Nothing in the literature indicated that chupacabras ate humans. There had to be some other reason why the creature had grabbed her. It was sentient, after all, and maybe in its twisted brain it had a reason for imprisoning her.
When there had been silence for a few minutes, she dared to open her eyes again.
The chupacabra now stood before her, staring at her intently. Or at least she thought that’s what it was doing. Its odd, glassy red eyes gave little away, but then its mouth opened, as if in a lipless smile.
The creature reached out and passed its talons along the side of her face and spoke.
“P-preet-ty.”
Shit, she thought. Time to panic.
A call to Sara’s cell phone had yielded just one useful bit of information—it was on. With that knowledge, Diana called her brother, who went to work immediately on picking up the signal from the GPS chip they had enabled in the phone on the first night of their patrols.

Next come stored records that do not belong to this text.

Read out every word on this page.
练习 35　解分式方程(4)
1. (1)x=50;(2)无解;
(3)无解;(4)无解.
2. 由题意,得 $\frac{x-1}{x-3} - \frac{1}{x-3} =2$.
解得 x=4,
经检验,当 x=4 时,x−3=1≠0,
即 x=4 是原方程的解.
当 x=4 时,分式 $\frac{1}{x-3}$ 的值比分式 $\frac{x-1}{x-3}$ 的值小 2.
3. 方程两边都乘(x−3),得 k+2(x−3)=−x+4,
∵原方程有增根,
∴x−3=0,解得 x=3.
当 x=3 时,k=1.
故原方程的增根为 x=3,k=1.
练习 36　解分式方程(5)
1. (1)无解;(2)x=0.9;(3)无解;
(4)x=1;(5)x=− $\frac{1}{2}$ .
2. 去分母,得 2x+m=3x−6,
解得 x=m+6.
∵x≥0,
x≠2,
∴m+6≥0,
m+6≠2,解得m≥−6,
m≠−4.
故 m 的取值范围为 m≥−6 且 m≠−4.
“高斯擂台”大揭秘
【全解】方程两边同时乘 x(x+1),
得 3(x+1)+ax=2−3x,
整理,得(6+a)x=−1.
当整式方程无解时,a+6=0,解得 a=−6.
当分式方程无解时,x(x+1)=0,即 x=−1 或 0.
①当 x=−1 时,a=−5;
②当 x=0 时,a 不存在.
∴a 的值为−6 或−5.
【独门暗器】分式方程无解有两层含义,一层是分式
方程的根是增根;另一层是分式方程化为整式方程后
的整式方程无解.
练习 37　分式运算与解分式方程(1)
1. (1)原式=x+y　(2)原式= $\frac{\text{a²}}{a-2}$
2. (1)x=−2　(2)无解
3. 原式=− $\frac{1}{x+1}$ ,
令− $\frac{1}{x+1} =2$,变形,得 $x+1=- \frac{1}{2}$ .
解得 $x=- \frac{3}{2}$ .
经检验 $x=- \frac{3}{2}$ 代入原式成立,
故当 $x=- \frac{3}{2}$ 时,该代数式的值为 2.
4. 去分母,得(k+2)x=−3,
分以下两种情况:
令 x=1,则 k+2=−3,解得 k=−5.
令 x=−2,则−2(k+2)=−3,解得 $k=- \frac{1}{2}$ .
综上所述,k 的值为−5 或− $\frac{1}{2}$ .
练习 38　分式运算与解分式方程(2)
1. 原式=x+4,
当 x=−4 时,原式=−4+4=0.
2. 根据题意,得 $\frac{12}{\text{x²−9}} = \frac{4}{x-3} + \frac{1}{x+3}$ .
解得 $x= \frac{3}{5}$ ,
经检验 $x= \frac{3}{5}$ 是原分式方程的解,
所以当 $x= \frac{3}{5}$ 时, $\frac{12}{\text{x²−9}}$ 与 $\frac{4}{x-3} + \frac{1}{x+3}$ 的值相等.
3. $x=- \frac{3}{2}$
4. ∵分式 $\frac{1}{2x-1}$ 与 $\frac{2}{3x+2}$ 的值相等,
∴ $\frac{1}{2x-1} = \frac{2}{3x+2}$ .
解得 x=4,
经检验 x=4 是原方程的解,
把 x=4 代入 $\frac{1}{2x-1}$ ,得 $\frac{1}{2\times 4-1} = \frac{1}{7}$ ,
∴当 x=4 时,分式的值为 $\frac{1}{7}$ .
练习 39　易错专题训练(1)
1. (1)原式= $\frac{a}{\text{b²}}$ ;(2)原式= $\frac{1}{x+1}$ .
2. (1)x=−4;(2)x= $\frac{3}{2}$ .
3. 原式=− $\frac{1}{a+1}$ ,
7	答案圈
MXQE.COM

Ricardo paced back and forth by the large window of his store, staring up and down the block with the hope that Sara would miraculously appear. That she hadn’t been taken by a very large and pos
sibly very lethal bloodsucking monster.
If there was one thing that kept Ricardo from panicking, it was the knowledge that chupacabras had never been known to kill humans. Not that there couldn’t be a first time.
The shrill ring of Diana’s cell phone split the silence in the shop. Whirling in her direction, Ricardo watched her anxiously, expectantly, for some sign that Sebastian had done the trace. Finally she nodded as she jotted down the cross street coordinates.
They were ready to go once she hung up. Diana handed him one of the tranquilizer guns loaded with the tracking device. He looked down at it, but shook his head.
“This isn’t about tracking anymore,” he said, realizing that there was only one thing he wanted to do—get Sara home safe no matter what. He motioned to Diana’s suit jacket and a telltale bulge. “You’re ready for it, right?”
She nodded. “I’m ready, but…You agree this is capture and not kill, right?”
He glanced behind her to the rest of the group, who all waited expectantly for his answer. He thought about Sara. About what he would do if the beast had hurt her.
He remembered the night the beast had touched him, how he’d felt. The evil within it. Evil that wanted him and what he could do. In his brain, that malevolent energy lingered, almost as if waiting for Ricardo to join with it again.
He still hadn’t puzzled out the reason why.
And at that moment, he didn’t care. He just wanted Sara safe. As for the beast…
He wasn’t like it, and because of that, he knew there was only one answer to Diana’s question. “Capture and not kill.”
Diana and Ryder took one side of the street, while he, Peter and Samantha scoured the other, in search of the cell phone. A large city block versus something small enough to be held in the palm of your hand. Ricardo didn’t like the odds, but he knew this was the only way they had to get to Sara.